Combination Therapy for Hypertension

Abstract & Commentary

By Michael Crawford, MD

Source: Jamerson, K, et al. Benazepril plus amlodipine or hydrochlorothiazide for hypertension in high-risk patients. N Engl J Med. 2008;359;23:2417-2428; Chobanian A. Does it matter how hypertension is controlled? N Engl J Med. 2008; 359;23:2485-2488.

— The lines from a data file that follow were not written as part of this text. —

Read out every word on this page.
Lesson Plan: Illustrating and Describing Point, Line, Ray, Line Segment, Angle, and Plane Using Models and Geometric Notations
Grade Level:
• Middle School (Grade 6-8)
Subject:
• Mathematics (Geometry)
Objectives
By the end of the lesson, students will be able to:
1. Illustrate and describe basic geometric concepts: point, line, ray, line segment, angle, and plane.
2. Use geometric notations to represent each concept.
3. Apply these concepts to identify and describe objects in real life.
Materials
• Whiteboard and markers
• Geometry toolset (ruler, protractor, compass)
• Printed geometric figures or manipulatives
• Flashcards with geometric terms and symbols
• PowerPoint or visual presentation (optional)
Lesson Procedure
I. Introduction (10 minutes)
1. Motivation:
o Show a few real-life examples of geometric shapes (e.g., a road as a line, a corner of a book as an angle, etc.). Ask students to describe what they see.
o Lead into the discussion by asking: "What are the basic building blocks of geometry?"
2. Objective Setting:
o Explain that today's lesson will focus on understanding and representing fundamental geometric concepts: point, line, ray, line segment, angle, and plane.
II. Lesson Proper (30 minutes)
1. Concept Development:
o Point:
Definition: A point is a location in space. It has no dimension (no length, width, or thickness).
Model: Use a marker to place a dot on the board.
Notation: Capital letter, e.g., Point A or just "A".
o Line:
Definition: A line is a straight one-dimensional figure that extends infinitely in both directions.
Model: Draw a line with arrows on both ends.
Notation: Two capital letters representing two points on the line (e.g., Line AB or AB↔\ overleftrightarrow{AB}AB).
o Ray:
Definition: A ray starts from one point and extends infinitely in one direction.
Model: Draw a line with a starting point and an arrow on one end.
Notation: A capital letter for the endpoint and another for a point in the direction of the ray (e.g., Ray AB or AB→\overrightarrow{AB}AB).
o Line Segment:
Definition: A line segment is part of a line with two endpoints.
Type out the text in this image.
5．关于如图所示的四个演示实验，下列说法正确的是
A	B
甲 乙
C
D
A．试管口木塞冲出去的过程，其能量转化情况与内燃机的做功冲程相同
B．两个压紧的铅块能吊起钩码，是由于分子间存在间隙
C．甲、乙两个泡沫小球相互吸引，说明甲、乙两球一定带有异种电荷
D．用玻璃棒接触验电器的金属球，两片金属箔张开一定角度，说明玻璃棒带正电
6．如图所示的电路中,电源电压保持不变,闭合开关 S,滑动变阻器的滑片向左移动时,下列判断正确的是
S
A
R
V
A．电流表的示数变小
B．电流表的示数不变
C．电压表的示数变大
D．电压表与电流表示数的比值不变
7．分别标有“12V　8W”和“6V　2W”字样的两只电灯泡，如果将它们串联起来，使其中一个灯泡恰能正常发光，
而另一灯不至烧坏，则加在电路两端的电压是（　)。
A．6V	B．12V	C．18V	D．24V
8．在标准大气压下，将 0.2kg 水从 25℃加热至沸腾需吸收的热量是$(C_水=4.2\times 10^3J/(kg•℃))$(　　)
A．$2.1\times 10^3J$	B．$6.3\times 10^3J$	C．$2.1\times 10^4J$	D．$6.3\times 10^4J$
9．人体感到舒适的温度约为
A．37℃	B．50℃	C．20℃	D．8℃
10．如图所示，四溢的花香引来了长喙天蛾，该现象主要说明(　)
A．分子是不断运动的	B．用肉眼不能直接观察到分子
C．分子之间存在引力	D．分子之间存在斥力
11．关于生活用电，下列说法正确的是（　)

In order to achieve new aggressive blood pressure goals in hypertensive patients, drug combinations are often used. But which combinations are superior for preventing cardiovascular events? The Avoiding Cardiovascular Events through Combination Therapy in Patients Living with Systolic Hypertension (ACCOMPLISH) trial pitted the angiotensin converting enzyme inhibitor (ACE I) benazepril plus diuretic against benazepril plus the calcium blocker amlodipine in a randomized, double-blind trial. The 11,506 patients enrolled with hypertension were considered at high risk for a cardiac event because of evidence of vascular disease, left ventricular hypertrophy (15%), or diabetes (60%). The benazepril dose was up-titrated to 40 mg per protocol. Amlodipine could be increased to 10 mg and hydrochlorothiazide to 25 mg as necessary to control blood pressure. If blood pressure still was not controlled, drugs from other classes, except angiotensin receptor blockers (ARB), could be added (32%). The primary endpoint was a cardiovascular event (myocardial infarction, stroke, hospitalization for unstable angina, coronary revascularization, or cardiac arrest) or death from a cardiovascular cause.

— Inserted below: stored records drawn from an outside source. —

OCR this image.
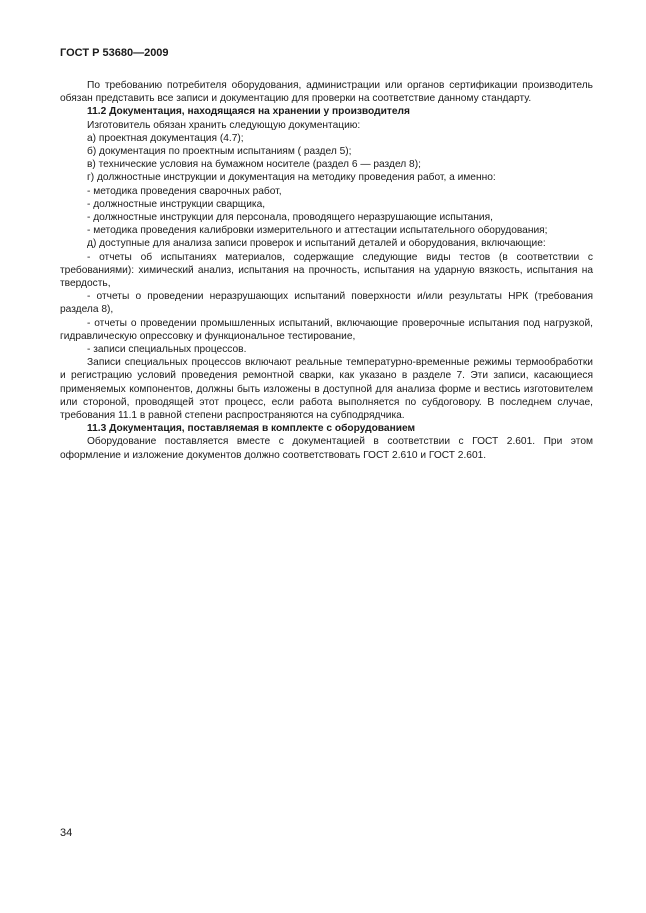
ГОСТ Р 53680—2009

По требованию потребителя оборудования, администрации или органов сертификации производитель обязан представить все записи и документацию для проверки на соответствие данному стандарту.

11.2 Документация, находящаяся на хранении у производителя

Изготовитель обязан хранить следующую документацию:

а) проектная документация (4.7);

б) документация по проектным испытаниям ( раздел 5);

в) технические условия на бумажном носителе (раздел 6 — раздел 8);

г) должностные инструкции и документация на методику проведения работ, а именно:

- методика проведения сварочных работ,

- должностные инструкции сварщика,

- должностные инструкции для персонала, проводящего неразрушающие испытания,

- методика проведения калибровки измерительного и аттестации испытательного оборудования;

д) доступные для анализа записи проверок и испытаний деталей и оборудования, включающие:

- отчеты об испытаниях материалов, содержащие следующие виды тестов (в соответствии с требованиями): химический анализ, испытания на прочность, испытания на ударную вязкость, испытания на твердость,

- отчеты о проведении неразрушающих испытаний поверхности и/или результаты НРК (требования раздела 8),

- отчеты о проведении промышленных испытаний, включающие проверочные испытания под нагрузкой, гидравлическую опрессовку и функциональное тестирование,

- записи специальных процессов.

Записи специальных процессов включают реальные температурно-временные режимы термообработки и регистрацию условий проведения ремонтной сварки, как указано в разделе 7. Эти записи, касающиеся применяемых компонентов, должны быть изложены в доступной для анализа форме и вестись изготовителем или стороной, проводящей этот процесс, если работа выполняется по субдоговору. В последнем случае, требования 11.1 в равной степени распространяются на субподрядчика.

11.3 Документация, поставляемая в комплекте с оборудованием

Оборудование поставляется вместе с документацией в соответствии с ГОСТ 2.601. При этом оформление и изложение документов должно соответствовать ГОСТ 2.610 и ГОСТ 2.601.

34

Results: After a mean follow-up of 36 months, blood pressure was reduced similarly in both groups to an average of 132/74 mmHg, and about 75% of both groups achieved the target of < 140/90 mmHg. The study was terminated early because the primary endpoint had occurred in 9.6% of the amlodipine group and 11.8% of the hydrochlorothiazide group (HR 0.80, p < .001). The secondary endpoint of cardiovascular death, myocardial infarction, or stroke occurred in 5% of the amlodipine group and 6.3% of the hydrochlorothiazide group (HR 0.79, p = .002). The only secondary endpoint not reduced more, in the amlodipine group, was hospitalization for heart failure. No prespecified subgroup (age, sex, diabetes) failed to demonstrate the overall results. Study drug discontinuation was about 30% in both groups and study withdrawal was similar, at about 15%. The authors concluded that the benazepril-amlodipine combination was superior to benazepril hydrochlorothiazide for reducing cardiovascular events in high-risk hypertensive patients.

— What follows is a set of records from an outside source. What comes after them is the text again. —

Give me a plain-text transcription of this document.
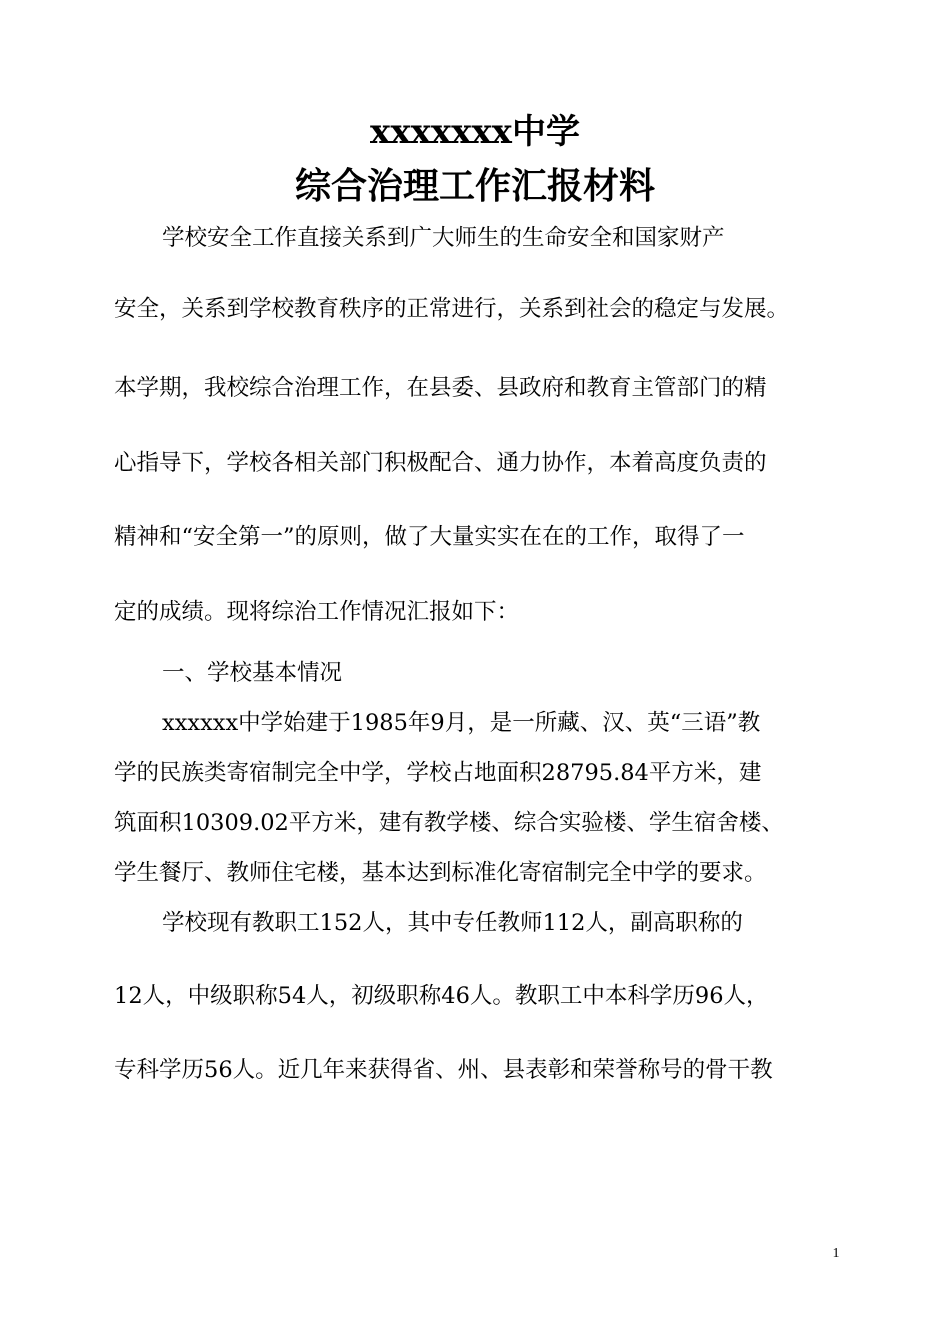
xxxxxxx中学
综合治理工作汇报材料
学校安全工作直接关系到广大师生的生命安全和国家财产
安全，关系到学校教育秩序的正常进行，关系到社会的稳定与发展。
本学期，我校综合治理工作，在县委、县政府和教育主管部门的精
心指导下，学校各相关部门积极配合、通力协作，本着高度负责的
精神和“安全第一”的原则，做了大量实实在在的工作，取得了一
定的成绩。现将综治工作情况汇报如下：
一、学校基本情况
xxxxxx中学始建于1985年9月，是一所藏、汉、英“三语”教
学的民族类寄宿制完全中学，学校占地面积28795.84平方米，建
筑面积10309.02平方米，建有教学楼、综合实验楼、学生宿舍楼、
学生餐厅、教师住宅楼，基本达到标准化寄宿制完全中学的要求。
学校现有教职工152人，其中专任教师112人，副高职称的
12人，中级职称54人，初级职称46人。教职工中本科学历96人，
专科学历56人。近几年来获得省、州、县表彰和荣誉称号的骨干教
1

There are several unique aspects to this study. First, it is the first comparison of an ACE I-calcium blocker combination to an ACE I diuretic combination. Most previous combination therapy comparison studies involved a beta-blocker combination. Many now believe that beta blockers are generally less effective overall at preventing events in hypertensive patients. In animal studies, the ACE I-dihydropyridine calcium blocker combination showed synergistic effects on vascular nitrous oxide release. Also, this combination reduced atherosclerosis progression in animal models and is additive for reducing left ventricular hypertrophy; none of these effects have been demonstrated for diuretics. Second, despite equivalent blood pressure control, this study showed a difference in cardiovascular endpoints, supporting the concept that this combination has beneficial effects beyond blood pressure control. Most prior studies showed no difference in outcomes if blood pressure was equally controlled. Those few that showed an outcome difference demonstrated a blood pressure difference as well. Third, a remarkable 75% of patients in both treatment groups achieved target blood pressures of < 140/90 mmHg. At baseline, only 37% of the patients were at this target on their pre-study medications; a rate similar to what is achieved in many antihypertensive studies. Fourth, this was a high-risk group of patients. Average age was 68 years; 24% had a previous myocardial infarction; 13% a prior stroke; 36% had coronary revascularization; 74% had dyslipidemia; and a whopping 60% were diabetic.

The major limitation to this study was that there was no washout period, so we do not know how severe the patient's initial blood pressure was. It is understandable why the investigators did not want to wash out these high-risk patients, as they might have events while off medication. Unfortunately, we do not know exactly what stage of hypertension would be best treated with an ACE I-calcium blocker combination. Clearly, anyone with a blood pressure > 20/10 mmHg greater than target would be a candidate for combination therapy, since blood pressure control is unlikely with one agent. The clinical implication of this study is that high-risk vascular disease or diabetic patients are excellent candidates for the ACE I dihydropyridine calcium blocker (DCB) combination as their baseline therapy. Presumably, ARB + DCB could also be effective. Currently, there are several fixed-dose combination pills available of ACEI or ARBs plus calcium blockers. Fixed-dose combinations, as were used in this study, are popular with patients because of reduced cost and increased convenience. Also, they may increase compliance.

Thus, fixed-dose combination therapy is often indicated in moderately severe hypertension patients, and the ACE I plus DCB is particularly efficacious.